He descubierto una expedita manera de viajar en el tiempo, de dar saltos portentosos hacia el futuro y es mediante de la fácil conquista de escuchar la dulce y breve palabra No.
Es que al estar rodeados de sistemas: que la legumbrería, que el sistema de salud, que las relaciones humanas, que el reclutamiento para el ejército, que la sociedad… tendríamos que rezar para que escuchemos en cada uno de estos sistemas el sencillo monosílabo No.
Cuando usted va a comprar unos tomates por ejemplo, claro! El revueltero nunca le va a decir que NO hay los que usted busca sino que SÍ hay tomates, que NO son tomates, menos que tomates podridos etc., si le hubiesen dicho que NO desde el principio, usted se hubiese ganado treinta minutos que hubiese podido usar en algo más provechoso.
Si usted está sentado en una banca esperando como será que su solicitud de autorización para un examen médico le sea aprobada, lo más seguro le digan que vuelva dentro de 15 días, cuando usted vuelve, le dirán que SÍ, pero dentro de otros 15 días. Finalmente usted lo logra, y obtiene un hermoso y categórico NO, que lo hubiese podido obtener desde el principio. Treinta días hacia el futuro.

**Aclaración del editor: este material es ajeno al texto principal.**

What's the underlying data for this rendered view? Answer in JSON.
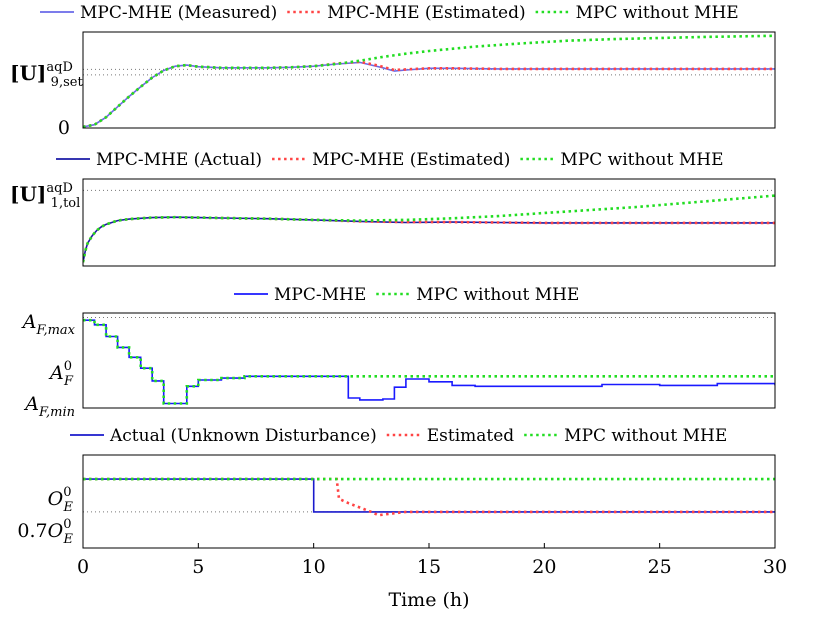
{
  "chart_data": [
    {
      "type": "line",
      "legend": [
        "MPC-MHE (Measured)",
        "MPC-MHE (Estimated)",
        "MPC without MHE"
      ],
      "legend_placement": "top",
      "ylabel_main": "[U]",
      "ylabel_sup": "aqD",
      "ylabel_sub": "9,set",
      "yticks": [
        "0"
      ],
      "xlim": [
        0,
        30
      ],
      "ylim": [
        -0.02,
        1.75
      ],
      "ref_lines": [
        0.96,
        1.06
      ],
      "series": [
        {
          "name": "MPC-MHE (Measured)",
          "color": "#6a6ae8",
          "style": "solid",
          "x": [
            0,
            0.5,
            1,
            1.5,
            2,
            2.5,
            3,
            3.5,
            4,
            4.5,
            5,
            6,
            7,
            8,
            9,
            10,
            11,
            12,
            13,
            13.5,
            14,
            15,
            16,
            18,
            20,
            25,
            30
          ],
          "y": [
            0,
            0.04,
            0.18,
            0.37,
            0.56,
            0.74,
            0.91,
            1.04,
            1.12,
            1.14,
            1.11,
            1.09,
            1.09,
            1.09,
            1.1,
            1.12,
            1.16,
            1.19,
            1.09,
            1.03,
            1.05,
            1.08,
            1.08,
            1.07,
            1.07,
            1.07,
            1.07
          ]
        },
        {
          "name": "MPC-MHE (Estimated)",
          "color": "#ff4444",
          "style": "dotted",
          "x": [
            0,
            0.5,
            1,
            1.5,
            2,
            2.5,
            3,
            3.5,
            4,
            4.5,
            5,
            6,
            7,
            8,
            9,
            10,
            11,
            12,
            12.8,
            13.5,
            14,
            15,
            16,
            18,
            20,
            25,
            30
          ],
          "y": [
            0,
            0.04,
            0.18,
            0.37,
            0.56,
            0.74,
            0.91,
            1.04,
            1.12,
            1.14,
            1.11,
            1.09,
            1.09,
            1.09,
            1.1,
            1.12,
            1.17,
            1.2,
            1.13,
            1.05,
            1.06,
            1.08,
            1.08,
            1.07,
            1.07,
            1.07,
            1.07
          ]
        },
        {
          "name": "MPC without MHE",
          "color": "#22dd22",
          "style": "dotted",
          "x": [
            0,
            0.5,
            1,
            1.5,
            2,
            2.5,
            3,
            3.5,
            4,
            4.5,
            5,
            6,
            7,
            8,
            9,
            10,
            11,
            12,
            13,
            14,
            15,
            17,
            19,
            21,
            23,
            25,
            27,
            30
          ],
          "y": [
            0,
            0.04,
            0.18,
            0.37,
            0.56,
            0.74,
            0.91,
            1.04,
            1.12,
            1.14,
            1.11,
            1.09,
            1.09,
            1.09,
            1.1,
            1.12,
            1.16,
            1.22,
            1.29,
            1.35,
            1.4,
            1.48,
            1.54,
            1.59,
            1.62,
            1.64,
            1.66,
            1.68
          ]
        }
      ]
    },
    {
      "type": "line",
      "legend": [
        "MPC-MHE (Actual)",
        "MPC-MHE (Estimated)",
        "MPC without MHE"
      ],
      "legend_placement": "top",
      "ylabel_main": "[U]",
      "ylabel_sup": "aqD",
      "ylabel_sub": "1,tol",
      "xlim": [
        0,
        30
      ],
      "ylim": [
        0,
        1.15
      ],
      "ref_lines": [
        1
      ],
      "series": [
        {
          "name": "MPC-MHE (Actual)",
          "color": "#1a1aa6",
          "style": "solid",
          "x": [
            0,
            0.1,
            0.2,
            0.4,
            0.6,
            0.8,
            1,
            1.5,
            2,
            3,
            4,
            5,
            6,
            8,
            10,
            12,
            14,
            16,
            18,
            20,
            25,
            30
          ],
          "y": [
            0.05,
            0.2,
            0.3,
            0.4,
            0.47,
            0.52,
            0.55,
            0.6,
            0.62,
            0.64,
            0.645,
            0.64,
            0.635,
            0.625,
            0.61,
            0.59,
            0.575,
            0.58,
            0.575,
            0.57,
            0.57,
            0.57
          ]
        },
        {
          "name": "MPC-MHE (Estimated)",
          "color": "#ff4444",
          "style": "dotted",
          "x": [
            0,
            0.1,
            0.2,
            0.4,
            0.6,
            0.8,
            1,
            1.5,
            2,
            3,
            4,
            5,
            6,
            8,
            10,
            12,
            14,
            16,
            18,
            20,
            25,
            30
          ],
          "y": [
            0.05,
            0.2,
            0.3,
            0.4,
            0.47,
            0.52,
            0.55,
            0.6,
            0.62,
            0.64,
            0.645,
            0.64,
            0.635,
            0.625,
            0.61,
            0.59,
            0.58,
            0.58,
            0.575,
            0.57,
            0.57,
            0.57
          ]
        },
        {
          "name": "MPC without MHE",
          "color": "#22dd22",
          "style": "dotted",
          "x": [
            0,
            0.1,
            0.2,
            0.4,
            0.6,
            0.8,
            1,
            1.5,
            2,
            3,
            4,
            5,
            6,
            8,
            10,
            12,
            14,
            16,
            18,
            20,
            22,
            24,
            26,
            28,
            30
          ],
          "y": [
            0.05,
            0.2,
            0.3,
            0.4,
            0.47,
            0.52,
            0.55,
            0.6,
            0.62,
            0.64,
            0.645,
            0.64,
            0.635,
            0.625,
            0.61,
            0.6,
            0.61,
            0.63,
            0.66,
            0.7,
            0.74,
            0.78,
            0.83,
            0.88,
            0.93
          ]
        }
      ]
    },
    {
      "type": "line",
      "step": true,
      "legend": [
        "MPC-MHE",
        "MPC without MHE"
      ],
      "legend_placement": "top",
      "yticks": [
        "A_F,max",
        "A_F^0",
        "A_F,min"
      ],
      "xlim": [
        0,
        30
      ],
      "ylim": [
        0,
        1.05
      ],
      "ref_lines": [
        0,
        1
      ],
      "series": [
        {
          "name": "MPC-MHE",
          "color": "#1a1aff",
          "style": "solid",
          "x": [
            0,
            0.5,
            1,
            1.5,
            2,
            2.5,
            3,
            3.5,
            4.5,
            5,
            6,
            7,
            11.5,
            12,
            13,
            13.5,
            14,
            15,
            16,
            17,
            18,
            20,
            21,
            22,
            22.5,
            25,
            27,
            27.5,
            30
          ],
          "y": [
            0.97,
            0.92,
            0.79,
            0.67,
            0.56,
            0.44,
            0.3,
            0.05,
            0.24,
            0.31,
            0.33,
            0.35,
            0.11,
            0.09,
            0.1,
            0.23,
            0.32,
            0.29,
            0.25,
            0.24,
            0.24,
            0.24,
            0.24,
            0.24,
            0.26,
            0.25,
            0.25,
            0.27,
            0.25
          ]
        },
        {
          "name": "MPC without MHE",
          "color": "#22dd22",
          "style": "dotted",
          "x": [
            0,
            0.5,
            1,
            1.5,
            2,
            2.5,
            3,
            3.5,
            4.5,
            5,
            6,
            7,
            30
          ],
          "y": [
            0.97,
            0.92,
            0.79,
            0.67,
            0.56,
            0.44,
            0.3,
            0.05,
            0.24,
            0.31,
            0.33,
            0.35,
            0.35
          ]
        }
      ]
    },
    {
      "type": "line",
      "legend": [
        "Actual (Unknown Disturbance)",
        "Estimated",
        "MPC without MHE"
      ],
      "legend_placement": "top",
      "yticks": [
        "O_E^0",
        "0.7O_E^0"
      ],
      "xlabel": "Time (h)",
      "xticks": [
        "0",
        "5",
        "10",
        "15",
        "20",
        "25",
        "30"
      ],
      "xlim": [
        0,
        30
      ],
      "ylim": [
        0.37,
        1.22
      ],
      "ref_lines": [
        0.7
      ],
      "series": [
        {
          "name": "Actual (Unknown Disturbance)",
          "color": "#1a1acc",
          "style": "solid",
          "x": [
            0,
            10,
            10,
            30
          ],
          "y": [
            1,
            1,
            0.7,
            0.7
          ]
        },
        {
          "name": "Estimated",
          "color": "#ff4444",
          "style": "dotted",
          "x": [
            0,
            11,
            11.1,
            11.5,
            12,
            12.5,
            12.8,
            13.2,
            14,
            16,
            30
          ],
          "y": [
            1,
            1,
            0.82,
            0.78,
            0.74,
            0.7,
            0.67,
            0.68,
            0.7,
            0.7,
            0.7
          ]
        },
        {
          "name": "MPC without MHE",
          "color": "#22dd22",
          "style": "dotted",
          "x": [
            0,
            30
          ],
          "y": [
            1,
            1
          ]
        }
      ]
    }
  ]
}
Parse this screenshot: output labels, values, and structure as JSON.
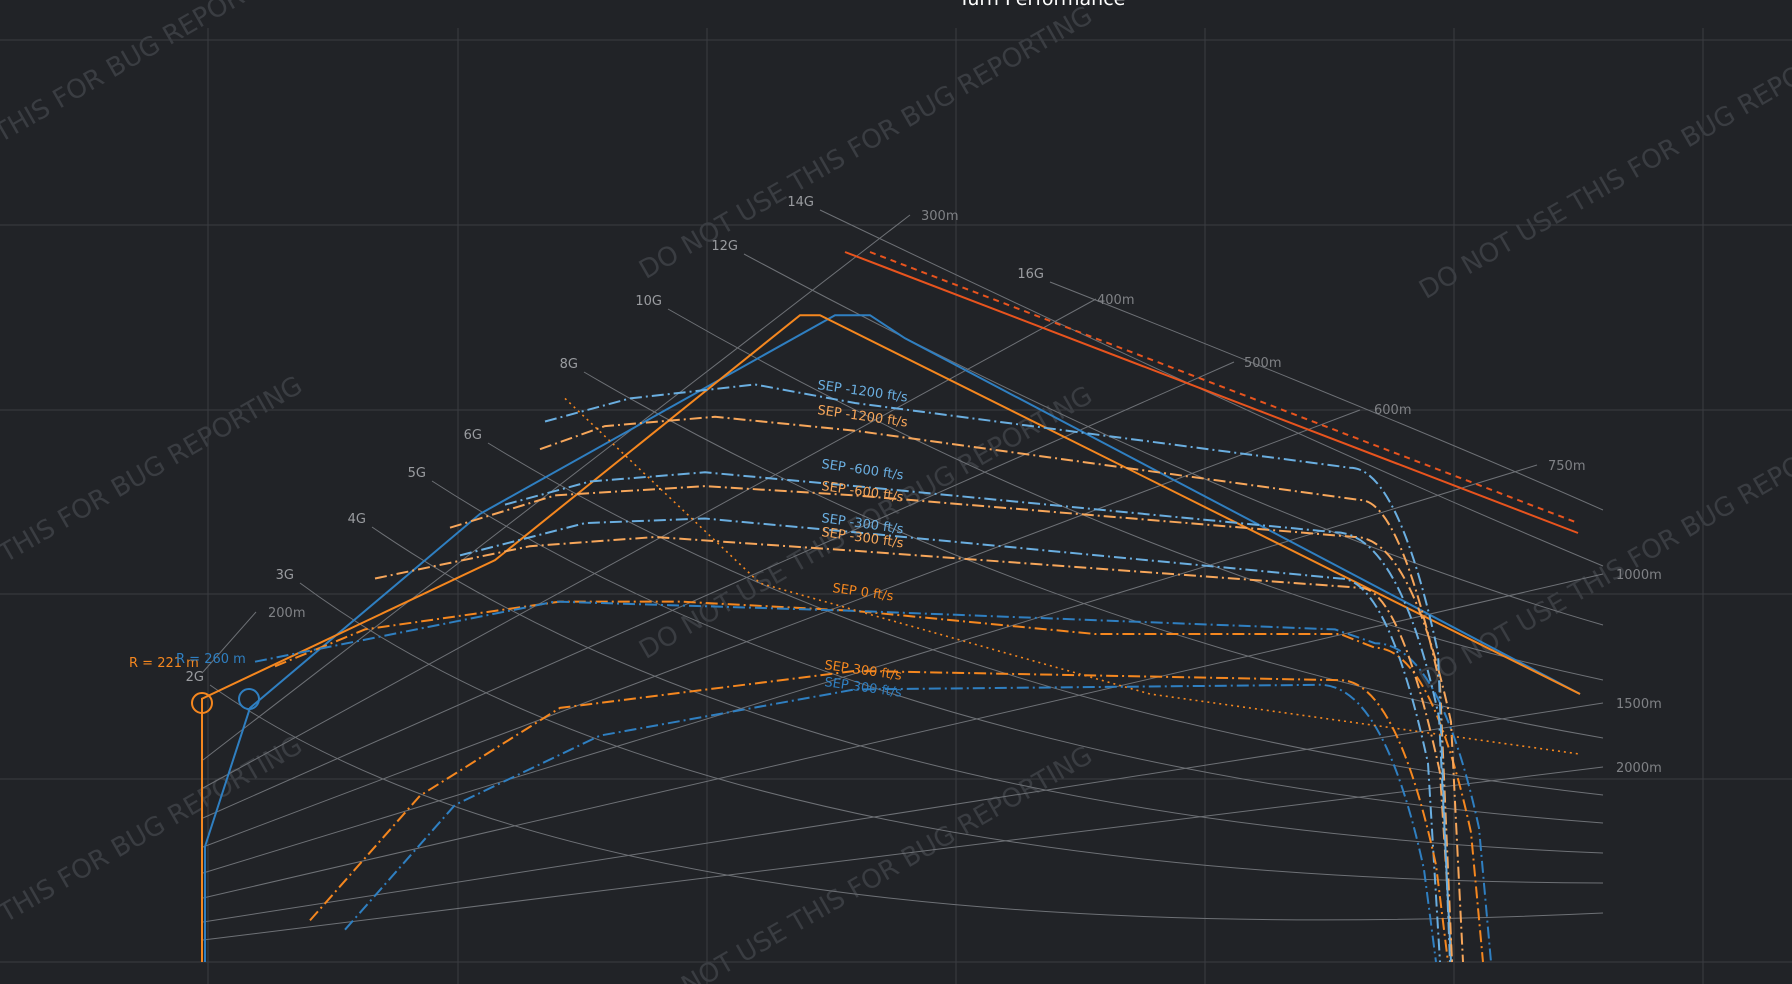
{
  "chart_data": {
    "type": "line",
    "title": "Turn Performance",
    "colors": {
      "background": "#212327",
      "grid": "#3a3d42",
      "guide": "#6e7176",
      "series_a": "#2f7fc1",
      "series_b": "#f5871f",
      "series_a_light": "#6aaee0",
      "series_b_light": "#f7a65a",
      "max_envelope": "#e8541e",
      "marker_a": "#2f7fc1",
      "marker_b": "#f5871f"
    },
    "g_labels": [
      "2G",
      "3G",
      "4G",
      "5G",
      "6G",
      "8G",
      "10G",
      "12G",
      "14G",
      "16G"
    ],
    "radius_labels": [
      "200m",
      "300m",
      "400m",
      "500m",
      "600m",
      "750m",
      "1000m",
      "1500m",
      "2000m"
    ],
    "corner_labels": [
      {
        "text": "R = 221 m",
        "color": "#f5871f"
      },
      {
        "text": "R = 260 m",
        "color": "#2f7fc1"
      }
    ],
    "sep_labels": [
      {
        "text": "SEP -1200 ft/s",
        "color": "#6aaee0"
      },
      {
        "text": "SEP -1200 ft/s",
        "color": "#f7a65a"
      },
      {
        "text": "SEP -600 ft/s",
        "color": "#6aaee0"
      },
      {
        "text": "SEP -600 ft/s",
        "color": "#f7a65a"
      },
      {
        "text": "SEP -300 ft/s",
        "color": "#6aaee0"
      },
      {
        "text": "SEP -300 ft/s",
        "color": "#f7a65a"
      },
      {
        "text": "SEP 0 ft/s",
        "color": "#f5871f"
      },
      {
        "text": "SEP 300 ft/s",
        "color": "#f5871f"
      },
      {
        "text": "SEP 300 ft/s",
        "color": "#2f7fc1"
      }
    ],
    "watermark": "DO NOT USE THIS FOR BUG REPORTING",
    "series": [
      {
        "key": "a",
        "kind": "envelope",
        "x": [
          205,
          205,
          250,
          480,
          835,
          870,
          905,
          1580
        ],
        "y": [
          0,
          25,
          55,
          97,
          140,
          140,
          135,
          58
        ]
      },
      {
        "key": "b",
        "kind": "envelope",
        "x": [
          202,
          202,
          495,
          800,
          820,
          1580
        ],
        "y": [
          0,
          57,
          87,
          140,
          140,
          58
        ]
      },
      {
        "key": "b",
        "kind": "sep",
        "level": "0",
        "x": [
          275,
          365,
          560,
          680,
          855,
          1095,
          1340,
          1375
        ],
        "y": [
          64,
          72,
          78,
          78,
          76,
          71,
          71,
          68
        ]
      },
      {
        "key": "a",
        "kind": "sep",
        "level": "0",
        "x": [
          255,
          555,
          855,
          1335,
          1375
        ],
        "y": [
          65,
          78,
          76,
          72,
          69
        ]
      },
      {
        "key": "b",
        "kind": "sep",
        "level": "-300",
        "x": [
          375,
          530,
          655,
          855,
          1360
        ],
        "y": [
          83,
          90,
          92,
          89,
          81
        ]
      },
      {
        "key": "a",
        "kind": "sep",
        "level": "-300",
        "x": [
          460,
          585,
          705,
          855,
          1340
        ],
        "y": [
          88,
          95,
          96,
          93,
          83
        ]
      },
      {
        "key": "b",
        "kind": "sep",
        "level": "-600",
        "x": [
          450,
          555,
          705,
          855,
          1355
        ],
        "y": [
          94,
          101,
          103,
          101,
          92
        ]
      },
      {
        "key": "a",
        "kind": "sep",
        "level": "-600",
        "x": [
          505,
          590,
          705,
          855,
          1335
        ],
        "y": [
          99,
          104,
          106,
          103,
          93
        ]
      },
      {
        "key": "b",
        "kind": "sep",
        "level": "-1200",
        "x": [
          540,
          605,
          715,
          855,
          1360
        ],
        "y": [
          111,
          116,
          118,
          115,
          100
        ]
      },
      {
        "key": "a",
        "kind": "sep",
        "level": "-1200",
        "x": [
          545,
          630,
          755,
          855,
          1350
        ],
        "y": [
          117,
          122,
          125,
          121,
          107
        ]
      },
      {
        "key": "b",
        "kind": "sep",
        "level": "300",
        "x": [
          310,
          420,
          560,
          855,
          1340
        ],
        "y": [
          9,
          36,
          55,
          63,
          61
        ]
      },
      {
        "key": "a",
        "kind": "sep",
        "level": "300",
        "x": [
          345,
          455,
          600,
          855,
          1320
        ],
        "y": [
          7,
          34,
          49,
          59,
          60
        ]
      },
      {
        "key": "b",
        "kind": "corner",
        "x": [
          565,
          760,
          1150,
          1580
        ],
        "y": [
          122,
          82,
          58,
          45
        ]
      }
    ],
    "grid": true
  }
}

Una bofetada, un empujón, un pellizco y aún gesto de rechazo hecho a tiempo nos ahorran días, horas y aún en una relación amorosa que empezó con unos ojos coquetos o una esperanza mal entendida.
29 horas antes de que usted saliera con un papelito en el cual están escritas las palabras TAL VEZ, usted pudiese haber obtenido un NO que le aseguraba que usted, de 23 años, SÍ va a pagar servicio militar y que NO hay ninguna esperanza de que se NO se lo lleven.
Finalmente esta sociedad debería abrir cubículos en los cuales se dilucidara de una vez por todas y en forma definitiva los NO, un cubículo para NO conseguir el trabajo que tanto necesitamos, un cubículo para NO e infinitos NO que tantos anhelamos.
Diga usted entonces por favor NO a tiempo y todos viajaremos hacia un futuro negativo, útil futuro feliz.